Let $P=\lim_{x \to \infty} \left[\dfrac {a_1^{\frac{1}{x}}+a_2^{\frac {1}{x}}+.....+a_n^{\frac {1}{x}}}{n}\right]^{nx} \implies \ln P=\lim_{x \to \infty} \ln \left[\frac {a_1^{\frac{1}{x}}+a_2^{\frac {1}{x}}+.....+a_n^{\frac {1}{x}}}{n}\right]^{nx} =\lim_{x \to \infty} nx \ln \left[\frac {a_1^{\frac{1}{x}}+a_2^{\frac {1}{x}}+.....+a_n^{\frac {1}{x}}}{n}\right]= \lim_{x \to \infty} n \left[\frac {\ln (a_1^{1/x}+a_2^{1/x}+...+a_n^{1/x})-\ln n}{1/x}\right]$

and this is $0/0$ form and so I have to apply L'Hospital's rule. Now things get a bit complicated during derivative.
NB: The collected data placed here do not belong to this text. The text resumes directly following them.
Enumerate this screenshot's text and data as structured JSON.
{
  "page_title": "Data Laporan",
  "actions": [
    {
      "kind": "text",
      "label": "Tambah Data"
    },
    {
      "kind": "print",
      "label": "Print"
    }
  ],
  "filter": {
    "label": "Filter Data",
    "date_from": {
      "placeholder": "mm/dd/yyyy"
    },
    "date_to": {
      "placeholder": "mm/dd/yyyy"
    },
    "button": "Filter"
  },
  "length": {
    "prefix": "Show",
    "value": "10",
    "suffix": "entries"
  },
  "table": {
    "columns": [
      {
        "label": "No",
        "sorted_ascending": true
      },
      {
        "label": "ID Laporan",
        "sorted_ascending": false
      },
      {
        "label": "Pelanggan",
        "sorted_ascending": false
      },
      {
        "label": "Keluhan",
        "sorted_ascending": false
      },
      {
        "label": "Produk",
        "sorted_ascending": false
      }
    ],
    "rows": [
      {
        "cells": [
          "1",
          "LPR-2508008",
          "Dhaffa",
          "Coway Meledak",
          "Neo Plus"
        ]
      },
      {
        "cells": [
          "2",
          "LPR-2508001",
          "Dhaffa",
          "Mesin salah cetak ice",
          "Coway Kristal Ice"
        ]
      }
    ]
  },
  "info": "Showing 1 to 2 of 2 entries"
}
Can someone point me in the right direction? Thanks in advance for your time.

Answer 1

Let $$\begin{align}P &=\lim_{x \to \infty} \Big[\dfrac {a_1^{\dfrac{1}{x}}+a_2^{\dfrac {1}{x}}+.....+a_n^{\dfrac {1}{x}}}{n}\Big]^{nx}\\ \implies \ln P &=\lim_{x \to \infty} \ln \Big[\dfrac {a_1^{\dfrac{1}{x}}+a_2^{\dfrac {1}{x}}+.....+a_n^{\dfrac {1}{x}}}{n}\Big]^{nx} \\&=\lim_{x \to \infty} nx \ln \Big[\dfrac {a_1^{\dfrac{1}{x}}+a_2^{\dfrac {1}{x}}+.....+a_n^{\dfrac {1}{x}}}{n}\Big]\\&= \lim_{x \to \infty} n \Big[\dfrac {\ln (a_1^{1/x}+a_2^{1/x}+...+a_n^{1/x})-\ln n}{1/x}\Big]\\&=\lim_{z \to 0} n \Big[\dfrac {\ln (a_1^{z}+a_2^{z}+...+a_n^{z})-\ln n}{z}\Big]\end{align}$$

and this is $0/0$ form and so I have to apply L'Hospital's rule. So,$$\begin{align}\ln P &=n \lim_{z \to 0}\dfrac {1}{ (a_1^{z}+a_2^{z}+...+a_n^{z})} \times \{a_1^z \ln a_1+a_2^z \ln a_2+.....+a_n^z \ln a_n\} \\&=n \times \dfrac {1}{n}\{\ln a_1+\ln a_2+....+\ln a_n\}\\&=\ln (a_1.a_2...a_n)\\\implies P&=a_1.a_2...a_n \end{align}$$.

This completes the proof.

Answer 2

I will just prove this limit $$ \lim_{x\to\infty} \left(\frac {a_1^{\frac{1}{x}}+a_2^{\frac{1}{x}}+.....+a_n^{\frac{1}{x}}}{n}\right)^{x}=(a_1.a_2.....a_n)^{\frac{1}{n}} $$ We have $$\begin{align} \lim_{x\to\infty} \left(\frac {a_1^{\frac{1}{x}}+a_2^{\frac{1}{x}}+.....+a_n^{\frac{1}{x}}}{n}\right)^{x}&=\lim_{x\to\infty} \left(1+\frac {a_1^{\frac{1}{x}}+a_2^{\frac{1}{x}}+.....+a_n^{\frac{1}{x}}}{n}-1\right)^{x} \\&=e^{\displaystyle\lim_{x\to\infty}x\left(\dfrac {a_1^{\frac{1}{x}}+a_2^{\frac {1}{x}}+.....+a_n^{\frac {1}{x}}}{n}\right)} \end{align}$$ we know $a^x-1$ ~ $x\ln a$

so $$ e^{\displaystyle\lim_{x\to\infty}\left(x\cdot\frac {a_1^{\frac{1}{x}}+a_2^{\frac {1}{x}}+.....+a_n^{\frac {1}{x}}}{n}\right)}=e^{\dfrac{(\ln a_1+\ln a_2+...+\ln a_n)}{n}}=(a_1a_2\cdots a_n)^{\frac{1}{n}} $$

Answer 3

Another method to resolve this problem is, take the inequality $GM \leqslant AM \leqslant x \text {th root mean}$, then use squeeze theorem.